International Conductors’ Academy of the Allianz Cultural Foundation

I vespri siciliani – Overture
Piano Concerto No.23 in A, K488
Symphony No.4 in B flat, Op.60

Severin von Eckardstein (piano)

Philharmonia Orchestra
Anna-Maria Helsing [Verdi]
Christian Schumann [Mozart]
Matthew Coorey

Reviewed by: Douglas Cooksey

Reviewed: 26 March, 2009
Venue: Southbank Centre, London – Royal Festival Hall

Launched in 2003, the International Conductors’ Academy is a collaboration between the London Philharmonic and Philharmonia orchestras which aims to select three young conductors each year to participate in a training programme throughout the concert season and share a concert in the Royal Festival Hall. Unlike conducting competitions, those chosen spend a great deal of time across the season not only with the orchestras but also with the various departments of orchestras’ respective management as well as meeting agents, composers, record-company representatives and others involved in the music business. The resulting atmosphere is more collegiate than competitive.

Without continued funding from the Allianz Cultural Foundation, it has now become necessary for the orchestras to absorb the costs of this programme into their own budgets and it is greatly to their credit that, despite restricted resources, they have done so; London has more orchestras then any other major city and if it is to maintain its position, development programmes such as this are essential. Especially given that both orchestras have put money in, there is surely now an unarguable case for additional public funding.

This year’s trio included the Australian Matthew Coorey, currently Assistant Conductor of the Royal Liverpool Philharmonic and a one-time horn-player, Anna-Maria Helsing, a recent graduate of Helsinki’s Sibelius Acadamy who – like Coorey – has studied with Jorma Panula, and Christian Schumann, German-born but of Hungarian descent, who has a particular interest in the synthesis of music and film.
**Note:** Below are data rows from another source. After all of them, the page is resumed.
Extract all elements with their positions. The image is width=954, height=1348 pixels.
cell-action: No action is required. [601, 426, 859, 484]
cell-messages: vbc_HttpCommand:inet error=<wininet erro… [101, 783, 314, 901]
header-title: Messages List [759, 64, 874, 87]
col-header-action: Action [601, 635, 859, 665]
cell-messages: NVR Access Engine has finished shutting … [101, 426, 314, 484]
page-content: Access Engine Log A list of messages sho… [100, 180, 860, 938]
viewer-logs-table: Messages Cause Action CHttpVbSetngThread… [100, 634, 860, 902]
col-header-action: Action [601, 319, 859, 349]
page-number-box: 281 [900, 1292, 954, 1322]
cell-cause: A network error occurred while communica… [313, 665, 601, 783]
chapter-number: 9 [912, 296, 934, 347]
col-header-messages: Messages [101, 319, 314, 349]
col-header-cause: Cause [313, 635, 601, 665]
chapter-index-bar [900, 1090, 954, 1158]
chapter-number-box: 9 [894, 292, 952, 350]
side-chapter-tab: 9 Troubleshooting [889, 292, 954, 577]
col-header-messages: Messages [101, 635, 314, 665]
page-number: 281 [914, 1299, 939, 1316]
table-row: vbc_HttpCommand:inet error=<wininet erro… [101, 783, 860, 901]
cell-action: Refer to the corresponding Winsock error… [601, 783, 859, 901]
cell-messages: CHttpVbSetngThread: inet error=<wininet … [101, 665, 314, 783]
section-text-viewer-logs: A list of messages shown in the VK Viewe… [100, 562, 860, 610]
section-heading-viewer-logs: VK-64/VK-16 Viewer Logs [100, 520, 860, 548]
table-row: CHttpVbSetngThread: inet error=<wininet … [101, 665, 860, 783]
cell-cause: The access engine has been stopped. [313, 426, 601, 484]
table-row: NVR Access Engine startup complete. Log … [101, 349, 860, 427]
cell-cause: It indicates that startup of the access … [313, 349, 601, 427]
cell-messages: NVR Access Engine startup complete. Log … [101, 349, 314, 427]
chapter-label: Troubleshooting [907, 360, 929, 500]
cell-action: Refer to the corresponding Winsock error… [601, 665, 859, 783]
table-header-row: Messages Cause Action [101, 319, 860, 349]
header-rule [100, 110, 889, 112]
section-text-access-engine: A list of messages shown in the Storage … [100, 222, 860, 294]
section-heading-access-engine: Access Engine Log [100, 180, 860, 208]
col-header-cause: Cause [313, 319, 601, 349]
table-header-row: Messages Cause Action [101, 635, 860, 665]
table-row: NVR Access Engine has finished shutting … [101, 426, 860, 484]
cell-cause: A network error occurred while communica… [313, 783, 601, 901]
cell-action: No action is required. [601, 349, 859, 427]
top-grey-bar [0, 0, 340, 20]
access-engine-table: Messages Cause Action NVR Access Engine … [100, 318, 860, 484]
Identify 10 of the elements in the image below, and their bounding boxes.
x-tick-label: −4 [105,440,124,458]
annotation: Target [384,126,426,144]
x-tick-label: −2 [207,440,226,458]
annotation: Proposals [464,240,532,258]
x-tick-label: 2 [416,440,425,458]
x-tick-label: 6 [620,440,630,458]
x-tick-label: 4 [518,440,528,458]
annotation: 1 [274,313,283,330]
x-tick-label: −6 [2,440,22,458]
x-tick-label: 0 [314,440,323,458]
Rather like the ongoing Viking explosions of the eighth-century, there seems to have been an eruption of Finnish conductors over the last quarter-century, Anna-Maria Helsing being the latest. This year she will make her debut with the Helsinki Philharmonic and has previously worked at Finnish National Opera and Savonlinna Opera Festival. Her conducting of Verdi was a qualified success. Whilst there was no doubt as to her energy nor her control of the orchestra, the overture’s atmospheric opening hardly dripped with greasepaint and, whilst there was a high degree of forcefulness later on, there was a lack of subtlety – the cello tune was just that but there was nothing which made one catch one’s breath.

Christian Schumann received his diploma in conducting and composition from the Franz Liszt University in Weimar and has since worked with various German and Swiss orchestras. Accompanying Severin von Eckardstein in Mozart’s A major Piano Concerto – mostly baton-less apart from the finale – whilst unfailingly musical, this account was lacking in light and shade. Despite the first movement’s relaxed tempo, Schumann failed to use such elbow-room to clarify textures; interaction between conductor and soloist was minimal with the result that synchronisation between orchestra and pianist was occasionally tenuous. Best was the slow movement, which had a degree of concentration and intensity lacking elsewhere. There was the most curious ritardando midway through the finale and, on a point of etiquette, Schumann failed to shake the leader’s hand at the finish of the work. One suspects that Schumann did not do himself full justice on this occasion.

By contrast Matthew Coorey seized his opportunity. Having re-seated the orchestra with antiphonal violins, cellos and double basses to his left, this was a superb Beethoven 4, which – a few minor slips aside – required few concessions of any sort. Initially self-taught, it was immediately apparent that Coorey is a natural-born conductor with the capacity to fine-tune an orchestra and get it to play with both weight and precision – the slow introduction’s perfectly balanced opening five bars were sufficient proof. To be fair, Coorey does have the advantage of being older and more experienced but if I were an orchestra manager, compared to several evolving careers, I would have no hesitation in contacting him.

There may have been more expectant introductions but when the Allegro vivace burst in with maximum force, pauses perfectly judged, exposition repeat taken, it was evident that Coorey had that inestimable ability to distinguish clearly between ff, f and sf markings. The Adagio hardly lingered but – despite the flowing tempo – the inward cantabile in the violin line meant that the music’s essential character was fully in evidence, and there was a notably fine clarinet contribution from Mark van de Wiel. The Allegro vivace Minuet was deliciously light on its feet, with dovetailing of wind and string beautifully integrated. Only in the finale’s moto perpetuo did one feel the need for a slightly more relaxed tempo – it is well-nigh-impossible to play the bassoon solo at bar 185 at this tempo – but it was all hugely exhilarating.